Been looking at some straightforward ways to get AI exposure without picking individual stocks, and honestly, the infrastructure angle is where it gets interesting.



So NVIDIA's crushing it, everyone knows that. But here's what I'm noticing - the real money might be flowing into the stuff that actually powers AI, not just the chip makers. We're talking energy, data centers, the whole backbone. That's where Tortoise Capital's TCAI comes in, which is kind of a left-field move for them since they're energy-focused normally. But it makes sense when you think about it. The fund holds around 50 companies across three buckets: power generation, data center operators, and infrastructure tech. Constellation Energy is in there, Vertiv too. TCAI's up something like 27% from when it launched in August 2025, and the expense ratio sits at 0.65%, which is pretty reasonable for an actively managed fund. Downside is it's still small - under $80M in assets - so volume isn't huge.
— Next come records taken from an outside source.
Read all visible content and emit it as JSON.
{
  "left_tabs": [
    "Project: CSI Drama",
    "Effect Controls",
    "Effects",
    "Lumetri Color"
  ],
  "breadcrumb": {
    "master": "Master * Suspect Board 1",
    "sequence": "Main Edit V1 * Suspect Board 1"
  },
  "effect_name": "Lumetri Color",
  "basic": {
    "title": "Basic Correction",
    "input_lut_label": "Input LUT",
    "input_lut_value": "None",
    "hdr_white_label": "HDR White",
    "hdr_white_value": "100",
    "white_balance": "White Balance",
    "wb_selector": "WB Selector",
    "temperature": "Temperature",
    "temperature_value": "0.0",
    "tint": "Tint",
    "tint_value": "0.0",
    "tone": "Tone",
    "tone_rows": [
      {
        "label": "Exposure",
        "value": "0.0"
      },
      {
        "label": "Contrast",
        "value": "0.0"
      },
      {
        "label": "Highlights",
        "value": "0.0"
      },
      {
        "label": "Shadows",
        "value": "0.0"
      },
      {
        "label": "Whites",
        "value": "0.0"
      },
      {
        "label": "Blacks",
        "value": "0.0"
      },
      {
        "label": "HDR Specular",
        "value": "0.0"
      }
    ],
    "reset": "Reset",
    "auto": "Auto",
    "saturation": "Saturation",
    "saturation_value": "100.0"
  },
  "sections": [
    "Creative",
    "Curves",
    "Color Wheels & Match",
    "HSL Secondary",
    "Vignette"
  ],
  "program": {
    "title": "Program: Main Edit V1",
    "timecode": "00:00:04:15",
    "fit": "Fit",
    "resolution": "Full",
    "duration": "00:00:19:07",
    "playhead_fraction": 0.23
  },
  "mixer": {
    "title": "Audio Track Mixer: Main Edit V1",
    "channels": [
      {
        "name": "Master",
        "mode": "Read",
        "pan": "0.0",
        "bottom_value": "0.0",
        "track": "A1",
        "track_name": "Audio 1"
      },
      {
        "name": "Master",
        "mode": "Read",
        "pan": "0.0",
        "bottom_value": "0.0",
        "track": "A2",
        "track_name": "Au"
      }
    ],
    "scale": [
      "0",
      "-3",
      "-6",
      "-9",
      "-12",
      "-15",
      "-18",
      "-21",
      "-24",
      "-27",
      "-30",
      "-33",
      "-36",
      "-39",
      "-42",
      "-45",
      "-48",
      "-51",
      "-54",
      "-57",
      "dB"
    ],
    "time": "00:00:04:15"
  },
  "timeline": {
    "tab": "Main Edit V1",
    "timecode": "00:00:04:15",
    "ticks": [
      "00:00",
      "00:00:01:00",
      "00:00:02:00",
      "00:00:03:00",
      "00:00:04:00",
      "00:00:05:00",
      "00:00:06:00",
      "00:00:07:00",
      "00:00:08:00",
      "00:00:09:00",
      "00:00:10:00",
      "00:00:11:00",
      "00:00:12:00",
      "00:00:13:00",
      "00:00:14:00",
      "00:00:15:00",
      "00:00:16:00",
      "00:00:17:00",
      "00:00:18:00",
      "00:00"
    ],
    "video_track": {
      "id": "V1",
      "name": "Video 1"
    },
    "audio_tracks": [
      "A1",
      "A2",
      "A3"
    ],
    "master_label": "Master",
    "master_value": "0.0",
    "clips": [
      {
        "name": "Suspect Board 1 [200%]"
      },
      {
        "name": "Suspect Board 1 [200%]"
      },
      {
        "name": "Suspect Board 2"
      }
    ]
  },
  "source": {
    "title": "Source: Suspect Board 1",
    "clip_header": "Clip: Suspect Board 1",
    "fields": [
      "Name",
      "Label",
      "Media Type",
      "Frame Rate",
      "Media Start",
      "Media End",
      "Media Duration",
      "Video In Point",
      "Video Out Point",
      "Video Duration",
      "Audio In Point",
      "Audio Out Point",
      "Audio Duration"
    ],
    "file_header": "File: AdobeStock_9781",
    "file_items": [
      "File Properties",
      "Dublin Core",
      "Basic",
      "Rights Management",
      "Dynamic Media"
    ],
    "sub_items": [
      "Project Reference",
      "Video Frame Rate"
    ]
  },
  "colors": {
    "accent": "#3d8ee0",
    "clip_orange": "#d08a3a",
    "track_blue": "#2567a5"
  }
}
If you want a straightforward alternative with more liquidity, AIPO from Defiance is worth comparing. Launched around the same time, but it's tracking an index rather than being actively managed. You get roughly 60 holdings across AI hardware, data centers, and utilities. More diversified in some ways, though it's actually pretty concentrated - four names make up about a third of the fund. AIPO's hit $250M in AUM and trades way more actively. Returns are solid too, north of 21% for 2025, and the expense ratio is basically the same at 0.69%.

Now if you want to think differently about AI, there's KOID - the humanoid robotics play. This is straightforward in its focus but broader in scope. We're talking humanoid robots, embodied intelligence, the whole next frontier. Morgan Stanley's throwing around projections of $5 trillion in annual revenue by 2050 for this space. KOID holds companies across semiconductors, robotics, sensing hardware, all of it. It's not pure AI, but it's deeply connected. Returns hit 15% last year, expense ratio matches AIPO at 0.69%, and it even pays a small dividend.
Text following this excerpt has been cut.